Ça n’est pas une bonne idée
.’ Not a good idea? Siobhan was getting tired of people telling her that. ‘
Le vol prochain?
’ she repeated.
It was with apparent reluctance that the man had sold her a ticket on the flight that left the following day, and his reaction had given Siobhan an uneasy feeling that lasted long after she had checked into a hotel in the European quarter of Djibouti City. Not one of the big-name places. If someone came looking for her, they’d try the Sheraton first, then work their way downwards. The place she had researched while she waited for her connecting flight back in Paris was something more modest. Unassuming. The building looked faintly colonial, with balconies and colonnades. It had the air of a place that was once desirable, but its splendour had faded. The beige exterior paint was peeling away and the arched wooden window frames were rotten. Siobhan wasn’t used to Africa. She wasn’t used to the shanties and the run-down vehicles and the strange looks, not all of them friendly. She wasn’t used to the heat or the smells – a strange mixture of sewers festering in the heat, exhaust fumes and grilled meat from roadside stalls. And although the inside of her hotel was clean enough, the streets outside were filthy and rubbish-strewn.
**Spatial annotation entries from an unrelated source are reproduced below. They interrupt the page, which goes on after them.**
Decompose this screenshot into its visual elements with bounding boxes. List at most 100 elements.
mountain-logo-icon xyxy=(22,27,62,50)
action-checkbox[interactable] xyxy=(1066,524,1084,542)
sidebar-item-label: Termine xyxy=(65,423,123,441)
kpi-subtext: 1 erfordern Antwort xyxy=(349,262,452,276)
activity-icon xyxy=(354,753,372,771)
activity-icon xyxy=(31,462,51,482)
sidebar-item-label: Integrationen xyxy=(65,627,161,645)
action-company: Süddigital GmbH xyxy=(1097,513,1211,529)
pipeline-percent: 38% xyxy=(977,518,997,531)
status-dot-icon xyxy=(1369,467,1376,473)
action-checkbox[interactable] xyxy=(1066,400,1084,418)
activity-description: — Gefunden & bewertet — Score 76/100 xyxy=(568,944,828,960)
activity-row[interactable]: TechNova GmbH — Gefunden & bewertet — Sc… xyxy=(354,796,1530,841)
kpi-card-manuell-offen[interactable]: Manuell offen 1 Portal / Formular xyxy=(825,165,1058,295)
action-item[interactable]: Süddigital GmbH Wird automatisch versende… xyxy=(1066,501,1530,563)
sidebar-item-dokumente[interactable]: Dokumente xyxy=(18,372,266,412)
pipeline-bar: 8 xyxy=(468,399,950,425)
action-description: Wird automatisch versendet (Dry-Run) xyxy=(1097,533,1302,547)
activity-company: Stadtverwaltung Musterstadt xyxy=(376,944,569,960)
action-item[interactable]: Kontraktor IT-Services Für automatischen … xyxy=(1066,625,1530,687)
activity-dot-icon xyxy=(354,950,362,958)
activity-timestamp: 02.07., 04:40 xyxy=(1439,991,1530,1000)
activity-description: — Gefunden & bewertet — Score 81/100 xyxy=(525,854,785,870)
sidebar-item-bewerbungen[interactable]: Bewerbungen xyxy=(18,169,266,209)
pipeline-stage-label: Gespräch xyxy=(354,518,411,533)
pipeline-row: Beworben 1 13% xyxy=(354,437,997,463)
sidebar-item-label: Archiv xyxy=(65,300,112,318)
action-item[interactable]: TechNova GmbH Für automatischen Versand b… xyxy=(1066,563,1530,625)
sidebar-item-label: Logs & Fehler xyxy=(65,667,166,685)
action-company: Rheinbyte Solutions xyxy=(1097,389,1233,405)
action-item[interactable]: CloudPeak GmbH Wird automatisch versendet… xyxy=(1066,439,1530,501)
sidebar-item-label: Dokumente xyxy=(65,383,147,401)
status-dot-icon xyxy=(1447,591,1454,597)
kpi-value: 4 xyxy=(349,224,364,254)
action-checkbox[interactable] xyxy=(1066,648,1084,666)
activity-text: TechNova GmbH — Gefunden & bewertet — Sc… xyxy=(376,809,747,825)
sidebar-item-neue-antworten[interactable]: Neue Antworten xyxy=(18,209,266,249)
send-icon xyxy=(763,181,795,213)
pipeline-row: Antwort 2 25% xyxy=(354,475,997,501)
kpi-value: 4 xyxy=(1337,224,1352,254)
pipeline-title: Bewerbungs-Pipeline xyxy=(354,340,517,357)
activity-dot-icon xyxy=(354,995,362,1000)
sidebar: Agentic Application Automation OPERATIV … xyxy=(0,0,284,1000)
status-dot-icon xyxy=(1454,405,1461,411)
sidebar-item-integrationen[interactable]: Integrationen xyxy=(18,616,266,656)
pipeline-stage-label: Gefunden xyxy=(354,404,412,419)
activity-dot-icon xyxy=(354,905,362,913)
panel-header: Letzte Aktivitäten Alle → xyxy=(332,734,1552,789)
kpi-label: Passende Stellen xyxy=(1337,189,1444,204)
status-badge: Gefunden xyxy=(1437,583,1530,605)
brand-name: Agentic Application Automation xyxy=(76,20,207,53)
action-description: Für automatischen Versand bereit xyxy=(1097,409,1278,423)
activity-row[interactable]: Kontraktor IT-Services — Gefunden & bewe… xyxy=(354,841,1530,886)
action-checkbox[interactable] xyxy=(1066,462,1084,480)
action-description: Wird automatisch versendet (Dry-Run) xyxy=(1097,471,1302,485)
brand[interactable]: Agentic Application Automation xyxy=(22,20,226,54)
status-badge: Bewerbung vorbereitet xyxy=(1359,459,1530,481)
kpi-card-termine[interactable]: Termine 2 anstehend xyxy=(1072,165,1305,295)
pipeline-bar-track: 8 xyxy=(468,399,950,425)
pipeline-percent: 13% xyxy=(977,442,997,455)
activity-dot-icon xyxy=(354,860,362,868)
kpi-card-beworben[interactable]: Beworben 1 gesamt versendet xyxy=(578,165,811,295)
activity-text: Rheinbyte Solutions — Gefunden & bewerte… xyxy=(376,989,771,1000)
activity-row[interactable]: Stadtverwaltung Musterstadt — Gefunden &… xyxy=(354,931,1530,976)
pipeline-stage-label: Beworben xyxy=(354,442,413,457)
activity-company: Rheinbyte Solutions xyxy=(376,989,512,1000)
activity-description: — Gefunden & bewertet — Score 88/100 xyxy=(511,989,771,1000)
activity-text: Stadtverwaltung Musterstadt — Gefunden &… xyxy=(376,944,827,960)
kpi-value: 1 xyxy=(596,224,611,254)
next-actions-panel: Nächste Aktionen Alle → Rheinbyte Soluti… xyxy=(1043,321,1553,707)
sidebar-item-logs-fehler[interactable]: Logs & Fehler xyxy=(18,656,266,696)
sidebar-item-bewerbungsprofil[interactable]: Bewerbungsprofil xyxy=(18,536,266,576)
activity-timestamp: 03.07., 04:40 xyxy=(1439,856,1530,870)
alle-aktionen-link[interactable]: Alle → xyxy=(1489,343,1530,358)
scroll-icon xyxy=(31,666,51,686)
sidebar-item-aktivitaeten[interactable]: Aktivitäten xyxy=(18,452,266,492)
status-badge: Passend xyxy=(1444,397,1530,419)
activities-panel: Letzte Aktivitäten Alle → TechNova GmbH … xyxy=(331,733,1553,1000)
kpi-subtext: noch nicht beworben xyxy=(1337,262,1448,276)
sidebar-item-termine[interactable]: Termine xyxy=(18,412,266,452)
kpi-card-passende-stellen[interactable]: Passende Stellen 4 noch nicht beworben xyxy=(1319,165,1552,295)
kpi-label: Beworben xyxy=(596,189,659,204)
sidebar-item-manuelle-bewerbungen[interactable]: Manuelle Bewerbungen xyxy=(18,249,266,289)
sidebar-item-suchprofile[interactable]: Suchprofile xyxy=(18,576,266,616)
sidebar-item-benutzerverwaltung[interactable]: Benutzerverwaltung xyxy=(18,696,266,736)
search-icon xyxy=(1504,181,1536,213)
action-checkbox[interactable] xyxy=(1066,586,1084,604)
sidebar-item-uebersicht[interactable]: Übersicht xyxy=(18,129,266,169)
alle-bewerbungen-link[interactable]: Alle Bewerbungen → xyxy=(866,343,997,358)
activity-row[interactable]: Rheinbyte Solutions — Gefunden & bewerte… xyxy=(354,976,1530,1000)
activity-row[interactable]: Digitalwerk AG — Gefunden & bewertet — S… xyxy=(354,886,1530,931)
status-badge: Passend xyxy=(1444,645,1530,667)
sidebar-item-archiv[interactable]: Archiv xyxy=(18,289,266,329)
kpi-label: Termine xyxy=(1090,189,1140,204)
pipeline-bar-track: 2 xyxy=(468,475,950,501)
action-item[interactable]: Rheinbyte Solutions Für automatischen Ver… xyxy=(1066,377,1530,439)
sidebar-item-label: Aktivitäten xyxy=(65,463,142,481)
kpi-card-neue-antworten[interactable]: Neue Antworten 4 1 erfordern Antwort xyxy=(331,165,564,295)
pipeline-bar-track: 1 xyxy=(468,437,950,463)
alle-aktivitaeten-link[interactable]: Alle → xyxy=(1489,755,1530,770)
As her taxi driver had driven her through some poor-looking places on the way to the European quarter, she found herself wishing that her handgun was in her jacket, not hidden behind the panels of her bath thousands of miles away.
Siobhan spent the night recovering from her journey on an uncomfortable bed underneath a circular ceiling fan that did little to keep her cool. Sleep had been impossible. Her mind had whirred as incessantly as the fans, and the recklessness of her actions surprised even her. In Belfast, this journey had seemed her only serious option; Jack’s objections had sounded like the words of a coward. But she’d had time to reflect. Jack had his faults, but cowardice wasn’t one of them. Perhaps she should have listened.
But listened and done what? Sit around impotently and wait for Lily to show up – or not – when her only lead was slipping through her fingers? Doing nothing wasn’t her style. As daylight arrived and the tinny sound of the call to prayer curled above the rooftops of the city, she managed to sideline her tiredness and her fear and concentrate on what she had to do. After an unappetising breakfast consisting of some kind of highly spiced meat stew, she headed out of the European quarter and found herself in a street of ramshackle market stalls. Everything was on sale here: bleating livestock allowed to roam the streets; unfamiliar vegetables; hunks of meat plastered in crawling flies; bunches of what she assumed was khat, the mildly hallucinogenic herb that practically everyone here chewed. Large, dirty umbrellas marked with logos for familiar drinks – Coca-Cola, Schweppes Indian Tonic Water – covered the market stalls to protect them from the sun’s rays, and the air was thick with the smell of animal shit. People shouted in Arabic and French. Beggars – even they were chewing khat – lined the walls and the whole place was made more unpleasant by the ever-increasing heat.